Ctrip.com International, Ltd. has agreed to acquire all shares of Skyscanner Holdings Ltd., a U.K.-based global travel search site, for approximately £1.4 billion (US$1.74 billion), the Chinese travel giant said.
The purchase price consists of cash mainly, with the minority in Ctrip shares and loan notes. The deal has won board approval at both companies and is expected to close by the end of this year.
"Skyscanner is one of the largest travel search platforms in the world," said James Jianzhang Liang, co-founder and executive chairman of Ctrip. "Skyscanner will complement our positioning at a global scale, and we will leverage our experience, technology and booking capabilities to help Skyscanner."
Skyscanner’s current management team will continue to manage the company’s operations independently as part of the Ctrip group, the announcement said.
Ctrip agreed to a share swap and partnership with Chinese travel search firm Qunar last October, and has been gradually integrating the two operations with the latest move to combine Ctrip’s vacation business unit with Qunar’s vacation division.

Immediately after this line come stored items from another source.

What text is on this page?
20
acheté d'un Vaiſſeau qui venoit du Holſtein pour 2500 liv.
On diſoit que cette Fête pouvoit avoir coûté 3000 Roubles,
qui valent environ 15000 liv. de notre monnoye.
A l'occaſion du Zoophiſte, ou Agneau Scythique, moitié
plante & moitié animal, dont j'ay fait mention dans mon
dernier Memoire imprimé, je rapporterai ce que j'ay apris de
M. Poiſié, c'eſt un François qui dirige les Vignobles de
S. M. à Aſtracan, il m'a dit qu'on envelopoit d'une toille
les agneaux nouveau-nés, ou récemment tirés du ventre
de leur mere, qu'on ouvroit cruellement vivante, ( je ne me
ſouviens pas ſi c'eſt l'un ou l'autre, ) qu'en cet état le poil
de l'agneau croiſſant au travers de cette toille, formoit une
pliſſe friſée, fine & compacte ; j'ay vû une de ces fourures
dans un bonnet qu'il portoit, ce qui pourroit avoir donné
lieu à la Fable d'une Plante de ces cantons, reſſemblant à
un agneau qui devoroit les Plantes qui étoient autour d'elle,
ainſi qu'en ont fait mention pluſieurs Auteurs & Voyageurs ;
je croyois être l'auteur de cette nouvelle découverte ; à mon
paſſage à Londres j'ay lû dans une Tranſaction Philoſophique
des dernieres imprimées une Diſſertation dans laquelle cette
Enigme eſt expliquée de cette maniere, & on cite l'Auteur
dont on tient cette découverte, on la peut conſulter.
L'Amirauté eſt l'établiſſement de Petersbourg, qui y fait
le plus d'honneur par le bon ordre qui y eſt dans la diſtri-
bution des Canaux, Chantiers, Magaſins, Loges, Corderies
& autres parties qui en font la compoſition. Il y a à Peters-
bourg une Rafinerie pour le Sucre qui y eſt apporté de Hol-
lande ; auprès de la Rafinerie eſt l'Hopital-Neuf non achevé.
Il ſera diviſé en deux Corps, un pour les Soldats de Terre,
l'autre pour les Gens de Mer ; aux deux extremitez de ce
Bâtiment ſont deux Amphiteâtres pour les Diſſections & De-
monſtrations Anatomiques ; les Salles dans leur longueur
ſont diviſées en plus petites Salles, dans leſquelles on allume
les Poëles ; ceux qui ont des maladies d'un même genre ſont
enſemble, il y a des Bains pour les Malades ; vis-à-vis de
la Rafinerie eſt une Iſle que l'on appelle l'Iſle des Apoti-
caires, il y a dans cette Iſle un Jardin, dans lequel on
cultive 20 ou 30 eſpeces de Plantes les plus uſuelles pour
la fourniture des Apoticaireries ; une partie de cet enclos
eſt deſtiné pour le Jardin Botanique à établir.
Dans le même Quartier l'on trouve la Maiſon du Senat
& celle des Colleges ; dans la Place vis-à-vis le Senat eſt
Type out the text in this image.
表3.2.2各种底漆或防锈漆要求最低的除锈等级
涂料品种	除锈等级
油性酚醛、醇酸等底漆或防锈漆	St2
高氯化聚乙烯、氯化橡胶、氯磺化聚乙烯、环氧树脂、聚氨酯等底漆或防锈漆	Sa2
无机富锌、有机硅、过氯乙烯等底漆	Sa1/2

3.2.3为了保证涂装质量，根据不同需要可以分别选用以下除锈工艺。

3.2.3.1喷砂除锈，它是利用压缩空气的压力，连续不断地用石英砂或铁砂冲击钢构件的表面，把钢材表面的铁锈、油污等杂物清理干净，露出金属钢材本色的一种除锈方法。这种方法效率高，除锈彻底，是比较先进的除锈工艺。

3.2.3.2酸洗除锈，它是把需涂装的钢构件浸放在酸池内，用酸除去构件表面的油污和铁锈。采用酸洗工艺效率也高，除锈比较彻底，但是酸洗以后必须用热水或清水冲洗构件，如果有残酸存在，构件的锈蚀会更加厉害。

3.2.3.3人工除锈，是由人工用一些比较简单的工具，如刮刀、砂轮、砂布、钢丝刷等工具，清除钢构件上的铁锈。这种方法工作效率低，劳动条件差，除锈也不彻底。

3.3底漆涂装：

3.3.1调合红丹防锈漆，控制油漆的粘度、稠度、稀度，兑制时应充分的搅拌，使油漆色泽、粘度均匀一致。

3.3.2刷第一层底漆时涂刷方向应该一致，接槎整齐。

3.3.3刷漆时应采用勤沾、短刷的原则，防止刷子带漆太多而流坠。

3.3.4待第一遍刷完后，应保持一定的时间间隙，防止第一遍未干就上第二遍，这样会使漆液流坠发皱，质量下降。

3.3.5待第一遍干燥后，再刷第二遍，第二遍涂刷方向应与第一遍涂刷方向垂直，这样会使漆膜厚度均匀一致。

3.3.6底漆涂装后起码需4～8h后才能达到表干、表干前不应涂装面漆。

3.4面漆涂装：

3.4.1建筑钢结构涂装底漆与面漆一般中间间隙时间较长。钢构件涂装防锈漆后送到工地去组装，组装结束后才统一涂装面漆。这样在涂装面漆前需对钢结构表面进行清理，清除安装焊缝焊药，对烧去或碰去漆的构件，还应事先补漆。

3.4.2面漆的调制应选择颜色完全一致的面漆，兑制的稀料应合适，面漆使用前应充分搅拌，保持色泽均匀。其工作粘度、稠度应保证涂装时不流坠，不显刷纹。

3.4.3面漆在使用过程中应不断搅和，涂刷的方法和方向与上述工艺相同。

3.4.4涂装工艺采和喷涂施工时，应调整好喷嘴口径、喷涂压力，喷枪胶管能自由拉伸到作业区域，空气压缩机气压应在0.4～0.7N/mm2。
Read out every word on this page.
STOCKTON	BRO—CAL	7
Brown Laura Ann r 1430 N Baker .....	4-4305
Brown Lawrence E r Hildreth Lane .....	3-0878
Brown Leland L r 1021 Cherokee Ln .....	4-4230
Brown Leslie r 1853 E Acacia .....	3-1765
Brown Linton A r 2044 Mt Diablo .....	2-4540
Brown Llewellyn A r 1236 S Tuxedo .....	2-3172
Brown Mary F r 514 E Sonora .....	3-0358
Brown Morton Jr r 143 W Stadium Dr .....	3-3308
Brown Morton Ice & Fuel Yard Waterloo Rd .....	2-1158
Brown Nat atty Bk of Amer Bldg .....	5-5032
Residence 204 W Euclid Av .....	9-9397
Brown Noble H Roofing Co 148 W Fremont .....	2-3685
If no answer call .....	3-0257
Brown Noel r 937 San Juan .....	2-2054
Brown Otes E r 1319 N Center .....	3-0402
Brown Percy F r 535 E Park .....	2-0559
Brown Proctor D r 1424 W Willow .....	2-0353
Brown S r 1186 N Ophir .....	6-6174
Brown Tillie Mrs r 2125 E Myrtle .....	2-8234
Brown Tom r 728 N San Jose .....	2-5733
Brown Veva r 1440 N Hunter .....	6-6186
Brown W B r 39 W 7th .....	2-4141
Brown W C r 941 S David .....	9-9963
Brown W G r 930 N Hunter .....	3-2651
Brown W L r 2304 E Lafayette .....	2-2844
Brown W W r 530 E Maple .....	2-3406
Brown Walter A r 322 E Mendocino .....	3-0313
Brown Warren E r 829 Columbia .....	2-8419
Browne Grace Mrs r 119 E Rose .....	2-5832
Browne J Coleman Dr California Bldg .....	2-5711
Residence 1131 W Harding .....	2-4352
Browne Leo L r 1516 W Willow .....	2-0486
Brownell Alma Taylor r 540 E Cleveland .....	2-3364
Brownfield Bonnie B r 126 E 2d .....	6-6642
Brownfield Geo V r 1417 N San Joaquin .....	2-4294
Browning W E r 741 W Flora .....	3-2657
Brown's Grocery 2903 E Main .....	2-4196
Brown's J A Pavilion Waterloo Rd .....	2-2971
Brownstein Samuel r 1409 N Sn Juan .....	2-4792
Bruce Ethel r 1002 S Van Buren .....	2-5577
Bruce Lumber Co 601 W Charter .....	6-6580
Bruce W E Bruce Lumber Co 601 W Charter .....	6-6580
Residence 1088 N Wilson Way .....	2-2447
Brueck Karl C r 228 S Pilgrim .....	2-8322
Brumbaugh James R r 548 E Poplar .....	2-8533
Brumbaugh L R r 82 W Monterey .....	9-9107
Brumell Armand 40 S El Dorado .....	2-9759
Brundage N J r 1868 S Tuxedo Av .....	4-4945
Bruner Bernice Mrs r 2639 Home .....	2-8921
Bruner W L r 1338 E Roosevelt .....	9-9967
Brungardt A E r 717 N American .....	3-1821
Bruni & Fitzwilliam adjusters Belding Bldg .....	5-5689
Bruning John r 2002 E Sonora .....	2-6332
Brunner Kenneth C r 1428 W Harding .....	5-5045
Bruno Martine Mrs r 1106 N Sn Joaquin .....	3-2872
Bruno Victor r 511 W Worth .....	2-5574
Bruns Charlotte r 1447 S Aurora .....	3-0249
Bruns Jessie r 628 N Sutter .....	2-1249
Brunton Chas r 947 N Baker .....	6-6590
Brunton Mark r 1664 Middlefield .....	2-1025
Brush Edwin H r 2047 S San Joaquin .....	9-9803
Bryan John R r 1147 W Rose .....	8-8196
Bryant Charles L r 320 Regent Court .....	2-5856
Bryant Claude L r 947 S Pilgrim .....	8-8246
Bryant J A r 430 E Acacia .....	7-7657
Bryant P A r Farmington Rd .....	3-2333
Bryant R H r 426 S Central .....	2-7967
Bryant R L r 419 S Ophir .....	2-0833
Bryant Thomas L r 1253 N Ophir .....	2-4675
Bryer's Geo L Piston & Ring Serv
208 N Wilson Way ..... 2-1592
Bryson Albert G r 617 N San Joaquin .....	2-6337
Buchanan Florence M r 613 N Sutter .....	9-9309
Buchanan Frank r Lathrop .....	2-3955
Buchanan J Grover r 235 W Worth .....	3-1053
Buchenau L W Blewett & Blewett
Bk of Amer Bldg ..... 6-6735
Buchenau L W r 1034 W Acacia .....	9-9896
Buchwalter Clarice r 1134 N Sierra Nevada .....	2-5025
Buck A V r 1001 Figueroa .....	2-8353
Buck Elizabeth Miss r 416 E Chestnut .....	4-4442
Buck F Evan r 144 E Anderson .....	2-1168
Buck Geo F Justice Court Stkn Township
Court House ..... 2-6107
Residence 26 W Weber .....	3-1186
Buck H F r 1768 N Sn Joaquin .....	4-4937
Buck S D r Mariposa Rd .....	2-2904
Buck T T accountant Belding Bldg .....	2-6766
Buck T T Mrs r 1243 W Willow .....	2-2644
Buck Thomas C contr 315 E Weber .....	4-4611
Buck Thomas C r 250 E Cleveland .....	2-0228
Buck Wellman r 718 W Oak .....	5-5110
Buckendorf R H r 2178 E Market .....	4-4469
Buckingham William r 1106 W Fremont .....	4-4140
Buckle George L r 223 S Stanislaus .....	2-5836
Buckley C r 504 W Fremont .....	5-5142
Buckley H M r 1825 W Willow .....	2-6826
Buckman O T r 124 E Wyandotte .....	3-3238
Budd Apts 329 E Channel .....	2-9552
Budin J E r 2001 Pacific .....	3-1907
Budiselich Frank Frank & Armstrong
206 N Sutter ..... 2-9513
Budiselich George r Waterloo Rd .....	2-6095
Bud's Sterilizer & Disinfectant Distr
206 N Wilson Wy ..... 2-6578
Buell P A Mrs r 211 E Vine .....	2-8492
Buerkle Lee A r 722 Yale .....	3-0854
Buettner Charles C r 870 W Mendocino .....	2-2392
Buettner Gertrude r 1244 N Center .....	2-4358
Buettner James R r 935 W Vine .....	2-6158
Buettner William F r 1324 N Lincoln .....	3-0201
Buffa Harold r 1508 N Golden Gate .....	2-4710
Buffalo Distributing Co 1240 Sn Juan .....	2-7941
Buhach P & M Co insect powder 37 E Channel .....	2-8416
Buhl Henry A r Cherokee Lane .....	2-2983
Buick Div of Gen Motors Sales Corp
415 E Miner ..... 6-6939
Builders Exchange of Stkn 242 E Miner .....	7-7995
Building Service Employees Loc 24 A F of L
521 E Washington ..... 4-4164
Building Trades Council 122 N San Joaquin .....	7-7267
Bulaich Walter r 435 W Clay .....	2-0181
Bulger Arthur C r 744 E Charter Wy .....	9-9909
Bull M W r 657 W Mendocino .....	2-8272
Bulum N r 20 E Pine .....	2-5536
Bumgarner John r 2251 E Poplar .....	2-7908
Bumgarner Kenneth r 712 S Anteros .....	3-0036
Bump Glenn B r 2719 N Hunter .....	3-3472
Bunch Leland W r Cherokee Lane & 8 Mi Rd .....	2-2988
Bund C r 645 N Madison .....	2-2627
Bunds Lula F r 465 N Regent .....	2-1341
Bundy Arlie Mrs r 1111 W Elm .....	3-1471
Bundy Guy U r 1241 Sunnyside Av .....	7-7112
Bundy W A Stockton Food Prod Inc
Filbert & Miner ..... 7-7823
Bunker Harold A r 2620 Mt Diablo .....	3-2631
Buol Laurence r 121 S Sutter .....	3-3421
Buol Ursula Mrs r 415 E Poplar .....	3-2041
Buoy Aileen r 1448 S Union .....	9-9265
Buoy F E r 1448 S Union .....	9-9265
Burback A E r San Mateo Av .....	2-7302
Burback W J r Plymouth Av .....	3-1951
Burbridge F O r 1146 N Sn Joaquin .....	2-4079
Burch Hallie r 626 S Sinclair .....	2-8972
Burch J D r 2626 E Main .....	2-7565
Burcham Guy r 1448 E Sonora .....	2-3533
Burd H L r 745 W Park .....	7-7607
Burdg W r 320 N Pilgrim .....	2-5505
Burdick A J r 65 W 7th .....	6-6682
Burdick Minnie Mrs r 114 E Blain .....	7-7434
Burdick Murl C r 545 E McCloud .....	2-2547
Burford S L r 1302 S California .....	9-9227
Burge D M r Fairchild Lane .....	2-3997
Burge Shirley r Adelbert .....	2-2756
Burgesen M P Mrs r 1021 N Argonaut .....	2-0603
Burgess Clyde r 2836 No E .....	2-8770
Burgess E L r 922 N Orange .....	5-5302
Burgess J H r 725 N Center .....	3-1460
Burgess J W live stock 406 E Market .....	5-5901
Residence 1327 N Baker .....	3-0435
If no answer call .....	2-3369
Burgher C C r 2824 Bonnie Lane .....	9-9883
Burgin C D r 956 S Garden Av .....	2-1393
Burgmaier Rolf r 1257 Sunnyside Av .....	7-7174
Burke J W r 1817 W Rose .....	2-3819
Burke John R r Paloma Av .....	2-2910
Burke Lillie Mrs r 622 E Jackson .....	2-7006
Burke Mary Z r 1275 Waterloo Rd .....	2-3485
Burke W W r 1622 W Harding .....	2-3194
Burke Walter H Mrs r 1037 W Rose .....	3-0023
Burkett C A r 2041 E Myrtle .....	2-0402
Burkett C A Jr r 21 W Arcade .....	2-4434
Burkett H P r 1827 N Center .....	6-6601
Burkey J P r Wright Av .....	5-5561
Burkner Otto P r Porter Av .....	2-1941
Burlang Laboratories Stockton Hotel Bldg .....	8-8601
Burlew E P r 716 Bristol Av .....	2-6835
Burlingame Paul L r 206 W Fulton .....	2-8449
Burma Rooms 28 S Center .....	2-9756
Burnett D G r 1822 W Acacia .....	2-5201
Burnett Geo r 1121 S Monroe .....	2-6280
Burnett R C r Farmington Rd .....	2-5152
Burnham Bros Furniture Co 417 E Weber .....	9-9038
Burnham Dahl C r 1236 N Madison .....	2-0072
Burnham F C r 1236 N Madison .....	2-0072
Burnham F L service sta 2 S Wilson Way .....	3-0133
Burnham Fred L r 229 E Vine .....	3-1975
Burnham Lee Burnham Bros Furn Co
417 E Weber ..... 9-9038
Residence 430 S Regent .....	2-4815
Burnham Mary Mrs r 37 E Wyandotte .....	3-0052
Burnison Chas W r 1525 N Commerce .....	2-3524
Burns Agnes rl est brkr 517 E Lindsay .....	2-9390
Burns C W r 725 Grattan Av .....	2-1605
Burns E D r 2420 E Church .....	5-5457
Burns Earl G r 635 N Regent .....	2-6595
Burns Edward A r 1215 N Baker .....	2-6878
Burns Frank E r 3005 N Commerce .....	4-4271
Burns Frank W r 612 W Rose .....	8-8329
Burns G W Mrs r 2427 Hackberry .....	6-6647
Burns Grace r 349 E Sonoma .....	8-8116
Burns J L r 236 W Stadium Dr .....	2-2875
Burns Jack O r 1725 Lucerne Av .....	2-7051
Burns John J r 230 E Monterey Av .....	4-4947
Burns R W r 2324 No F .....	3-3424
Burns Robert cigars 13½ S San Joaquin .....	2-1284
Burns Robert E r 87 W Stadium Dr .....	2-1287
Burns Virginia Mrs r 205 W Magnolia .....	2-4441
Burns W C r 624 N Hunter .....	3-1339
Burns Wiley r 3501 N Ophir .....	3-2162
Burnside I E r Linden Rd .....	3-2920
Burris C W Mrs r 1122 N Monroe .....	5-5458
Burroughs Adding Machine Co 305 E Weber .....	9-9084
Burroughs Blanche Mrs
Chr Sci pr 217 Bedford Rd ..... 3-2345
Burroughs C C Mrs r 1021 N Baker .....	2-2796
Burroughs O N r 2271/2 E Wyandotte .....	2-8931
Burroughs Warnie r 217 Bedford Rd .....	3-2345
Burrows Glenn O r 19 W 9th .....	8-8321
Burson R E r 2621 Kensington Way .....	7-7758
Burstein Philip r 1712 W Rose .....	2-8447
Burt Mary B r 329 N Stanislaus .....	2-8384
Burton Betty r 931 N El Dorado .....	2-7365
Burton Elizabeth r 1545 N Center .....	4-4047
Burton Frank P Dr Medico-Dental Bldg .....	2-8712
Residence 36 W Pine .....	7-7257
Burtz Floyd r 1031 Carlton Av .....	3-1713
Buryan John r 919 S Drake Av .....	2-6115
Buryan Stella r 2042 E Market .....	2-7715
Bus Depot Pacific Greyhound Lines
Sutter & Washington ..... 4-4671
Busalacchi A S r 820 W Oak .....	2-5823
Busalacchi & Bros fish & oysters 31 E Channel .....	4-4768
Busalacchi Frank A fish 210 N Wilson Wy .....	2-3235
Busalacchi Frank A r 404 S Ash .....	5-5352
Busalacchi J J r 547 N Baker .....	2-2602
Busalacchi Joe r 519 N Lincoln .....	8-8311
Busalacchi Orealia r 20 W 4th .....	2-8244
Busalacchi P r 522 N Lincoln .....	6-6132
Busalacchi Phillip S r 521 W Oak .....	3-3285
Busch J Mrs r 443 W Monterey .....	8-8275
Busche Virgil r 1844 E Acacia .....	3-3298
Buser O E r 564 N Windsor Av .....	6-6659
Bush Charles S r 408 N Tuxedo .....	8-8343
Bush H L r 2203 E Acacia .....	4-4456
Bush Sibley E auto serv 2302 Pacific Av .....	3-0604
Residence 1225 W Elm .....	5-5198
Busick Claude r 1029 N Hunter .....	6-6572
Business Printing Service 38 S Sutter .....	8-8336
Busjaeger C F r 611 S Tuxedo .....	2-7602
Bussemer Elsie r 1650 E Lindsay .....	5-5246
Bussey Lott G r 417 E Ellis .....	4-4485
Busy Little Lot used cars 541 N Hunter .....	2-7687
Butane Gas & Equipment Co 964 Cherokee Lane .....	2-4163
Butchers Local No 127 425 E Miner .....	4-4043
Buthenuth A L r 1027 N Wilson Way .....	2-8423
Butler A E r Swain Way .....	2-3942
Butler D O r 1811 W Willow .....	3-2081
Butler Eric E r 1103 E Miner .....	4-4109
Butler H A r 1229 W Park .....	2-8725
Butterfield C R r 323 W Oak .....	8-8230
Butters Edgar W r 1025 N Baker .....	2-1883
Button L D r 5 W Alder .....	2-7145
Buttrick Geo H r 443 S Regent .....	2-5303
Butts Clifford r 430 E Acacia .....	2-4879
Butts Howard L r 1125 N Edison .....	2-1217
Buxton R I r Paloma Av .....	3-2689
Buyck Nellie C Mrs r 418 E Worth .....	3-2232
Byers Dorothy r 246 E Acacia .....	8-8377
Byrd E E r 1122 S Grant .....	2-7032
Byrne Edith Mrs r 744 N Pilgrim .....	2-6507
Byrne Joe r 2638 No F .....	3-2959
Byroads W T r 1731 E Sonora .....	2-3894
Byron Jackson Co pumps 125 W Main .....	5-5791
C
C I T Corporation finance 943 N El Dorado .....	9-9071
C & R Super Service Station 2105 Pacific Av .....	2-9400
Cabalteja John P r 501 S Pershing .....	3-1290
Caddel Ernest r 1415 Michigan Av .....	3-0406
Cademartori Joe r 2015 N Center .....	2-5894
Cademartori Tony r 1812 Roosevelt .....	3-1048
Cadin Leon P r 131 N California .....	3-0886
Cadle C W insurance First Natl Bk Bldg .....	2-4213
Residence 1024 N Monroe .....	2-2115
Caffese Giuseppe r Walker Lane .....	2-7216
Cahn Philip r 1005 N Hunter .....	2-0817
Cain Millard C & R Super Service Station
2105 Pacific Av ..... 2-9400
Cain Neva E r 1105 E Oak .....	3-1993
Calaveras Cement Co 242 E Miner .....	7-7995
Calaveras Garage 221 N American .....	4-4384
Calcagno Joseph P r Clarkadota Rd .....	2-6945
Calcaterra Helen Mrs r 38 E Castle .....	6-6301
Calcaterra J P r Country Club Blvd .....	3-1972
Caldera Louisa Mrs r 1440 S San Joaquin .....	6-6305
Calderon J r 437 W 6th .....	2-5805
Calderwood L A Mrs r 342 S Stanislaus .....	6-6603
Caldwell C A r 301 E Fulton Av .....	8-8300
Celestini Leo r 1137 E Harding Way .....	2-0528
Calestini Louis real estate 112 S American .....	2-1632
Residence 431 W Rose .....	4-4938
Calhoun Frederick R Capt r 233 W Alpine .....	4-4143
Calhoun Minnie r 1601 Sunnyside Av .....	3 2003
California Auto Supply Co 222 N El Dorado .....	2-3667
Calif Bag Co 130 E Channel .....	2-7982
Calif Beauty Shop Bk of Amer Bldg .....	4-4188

"Ctrip is the clear market leader in China and a company we can learn a huge amount from," said Gareth Williams, co-founder and chief executive officer of Skyscanner. "Today’s news takes Skyscanner one step closer to our goal of making travel search as simple as possible for travelers around the world."
Skyscanner enables users to compare prices from hundreds of travel sites when searching for flights, hotels, and rental cars.
It ranks as one of the top online travel brands based on search interest, serving 60 million monthly active users and available in over 30 languages. It has established leadership in Europe and has a growing presence in Asia Pacific and the Americas.